どちらかと言えば、彼女の天才的頭脳が無理矢理に忘却したという方が正しいか。
「あの詰め込んだ様な知識はその時にか?」
「うん、学習実験とか何とかで」
普段から見せた、本の内容を音読してる様な知識の山はジーニアスレギオンにいた時身につけさせられたものだった。なので、雪菜の身になっているかは疑問だ。
「オメガブレインは多分、あの時壊し損ねたジーニアスレギオンのメインコンピューター『レオナルド・ダヴィンチ』が運用していると思うよ。命令を出してるそれを壊せば、オメガブレインは動けなくなる」
「なるほど、IAだから命令出す奴が必要なのね」
佐治も何を破壊すべきかはわかっていた。ただ、雪菜は最悪のパターンを考えていた。自分がメインコンピューターを壊されたくないなら、こうするだろうという手だ。

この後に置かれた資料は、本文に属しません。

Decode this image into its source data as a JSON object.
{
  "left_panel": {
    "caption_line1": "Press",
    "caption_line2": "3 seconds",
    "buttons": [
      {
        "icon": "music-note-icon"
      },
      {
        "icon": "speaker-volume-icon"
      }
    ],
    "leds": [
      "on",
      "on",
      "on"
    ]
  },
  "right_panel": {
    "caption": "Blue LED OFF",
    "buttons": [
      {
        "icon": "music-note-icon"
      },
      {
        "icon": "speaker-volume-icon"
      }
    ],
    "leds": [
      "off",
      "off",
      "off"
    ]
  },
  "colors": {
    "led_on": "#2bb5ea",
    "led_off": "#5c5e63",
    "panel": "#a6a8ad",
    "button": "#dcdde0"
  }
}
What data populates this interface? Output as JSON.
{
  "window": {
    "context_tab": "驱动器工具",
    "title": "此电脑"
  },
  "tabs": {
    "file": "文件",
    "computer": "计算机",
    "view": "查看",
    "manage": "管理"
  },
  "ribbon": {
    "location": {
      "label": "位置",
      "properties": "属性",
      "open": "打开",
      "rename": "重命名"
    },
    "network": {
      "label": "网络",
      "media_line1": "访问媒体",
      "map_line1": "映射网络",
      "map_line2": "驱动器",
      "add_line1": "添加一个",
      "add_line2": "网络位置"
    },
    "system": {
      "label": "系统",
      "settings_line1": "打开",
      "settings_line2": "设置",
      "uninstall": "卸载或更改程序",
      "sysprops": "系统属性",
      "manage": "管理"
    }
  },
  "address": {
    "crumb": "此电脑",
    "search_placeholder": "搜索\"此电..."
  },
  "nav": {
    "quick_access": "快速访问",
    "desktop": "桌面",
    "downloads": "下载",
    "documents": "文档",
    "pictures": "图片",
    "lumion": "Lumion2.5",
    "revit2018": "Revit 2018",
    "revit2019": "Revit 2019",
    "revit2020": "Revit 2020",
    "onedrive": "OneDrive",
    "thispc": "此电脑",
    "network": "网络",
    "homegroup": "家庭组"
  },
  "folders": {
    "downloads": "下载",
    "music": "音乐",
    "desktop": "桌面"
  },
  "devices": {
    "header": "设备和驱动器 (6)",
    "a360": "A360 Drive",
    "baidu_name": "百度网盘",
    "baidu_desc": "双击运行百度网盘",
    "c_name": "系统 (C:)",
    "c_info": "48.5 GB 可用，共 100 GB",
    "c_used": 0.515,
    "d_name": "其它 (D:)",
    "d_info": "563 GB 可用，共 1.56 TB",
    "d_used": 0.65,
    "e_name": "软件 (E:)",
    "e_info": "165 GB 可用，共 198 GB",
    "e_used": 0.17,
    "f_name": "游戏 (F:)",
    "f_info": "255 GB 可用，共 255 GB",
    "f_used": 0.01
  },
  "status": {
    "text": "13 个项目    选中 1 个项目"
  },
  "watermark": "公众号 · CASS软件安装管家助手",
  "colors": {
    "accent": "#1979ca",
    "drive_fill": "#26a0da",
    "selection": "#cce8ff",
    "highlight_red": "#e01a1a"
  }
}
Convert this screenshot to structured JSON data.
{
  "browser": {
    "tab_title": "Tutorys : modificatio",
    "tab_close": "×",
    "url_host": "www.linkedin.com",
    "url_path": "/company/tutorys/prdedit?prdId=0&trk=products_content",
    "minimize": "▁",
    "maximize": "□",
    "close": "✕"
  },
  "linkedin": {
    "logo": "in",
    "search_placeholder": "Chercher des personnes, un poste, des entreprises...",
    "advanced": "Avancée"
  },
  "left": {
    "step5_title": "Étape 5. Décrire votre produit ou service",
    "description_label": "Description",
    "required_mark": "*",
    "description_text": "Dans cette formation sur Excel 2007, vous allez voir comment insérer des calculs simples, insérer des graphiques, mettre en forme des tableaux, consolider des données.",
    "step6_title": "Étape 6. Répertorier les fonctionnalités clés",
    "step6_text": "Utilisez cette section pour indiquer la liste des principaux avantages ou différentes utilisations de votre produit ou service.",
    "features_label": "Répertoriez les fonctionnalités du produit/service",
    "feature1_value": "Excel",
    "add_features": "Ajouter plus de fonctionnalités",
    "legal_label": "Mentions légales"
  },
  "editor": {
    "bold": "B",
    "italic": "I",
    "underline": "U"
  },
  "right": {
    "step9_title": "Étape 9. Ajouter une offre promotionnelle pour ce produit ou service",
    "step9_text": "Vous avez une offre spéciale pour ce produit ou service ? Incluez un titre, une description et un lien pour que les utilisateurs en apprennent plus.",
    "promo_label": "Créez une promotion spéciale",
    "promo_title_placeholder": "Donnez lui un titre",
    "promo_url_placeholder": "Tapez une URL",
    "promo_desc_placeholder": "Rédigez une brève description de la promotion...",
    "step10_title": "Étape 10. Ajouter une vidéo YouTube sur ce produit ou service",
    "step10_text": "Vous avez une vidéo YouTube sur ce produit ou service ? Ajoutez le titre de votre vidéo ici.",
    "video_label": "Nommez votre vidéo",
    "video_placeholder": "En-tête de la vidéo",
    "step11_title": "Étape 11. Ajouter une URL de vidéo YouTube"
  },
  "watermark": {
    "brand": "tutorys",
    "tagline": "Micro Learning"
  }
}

「でも、最悪の場合、レオナルド・ダヴィンチをオメガブレインの駆るダブルオーに搭載する可能がある。下手に防御固めるより、最大の攻撃力を持つ機体に積んだ方が安全だろうからね」
「どっちにしろ、オメガブレインをぶっ壊せばいいんだろ? なら任せろ」
富士川は自信満々だった。一度戦えば手の内はわかる。初見殺しほど厄介なものはないからだ。
「『レオナルド・ダヴィンチ』を安置してある可能性は限りなくゼロ。つまり、相手がバンダイ辺りを攻めた時にそれを搭載したオメガブレインが現れるはず」
雪菜は決意を固めた。今のダブルオーでは、メインコンピューターを積んで強化されたオメガブレインには勝てないだろう。強化が必要だ。
「みんな、ガンプラの未来のために勝とう!」
最終決戦の日はすぐそこまで迫っていた。
次回予告
バンダイのコンピューターにハッキングを仕掛けた田村生徒会長の策略は雪菜の予想を遥かに上回っていた。
オメガブレインの新たな力『オメガダブルオーガンダム』、田村の切り札『プロトゼムサイコ』。次々現れる強敵達に、伝説の男達も立ち上がる。
次回、『データの海で』。星の影が揺らめく……。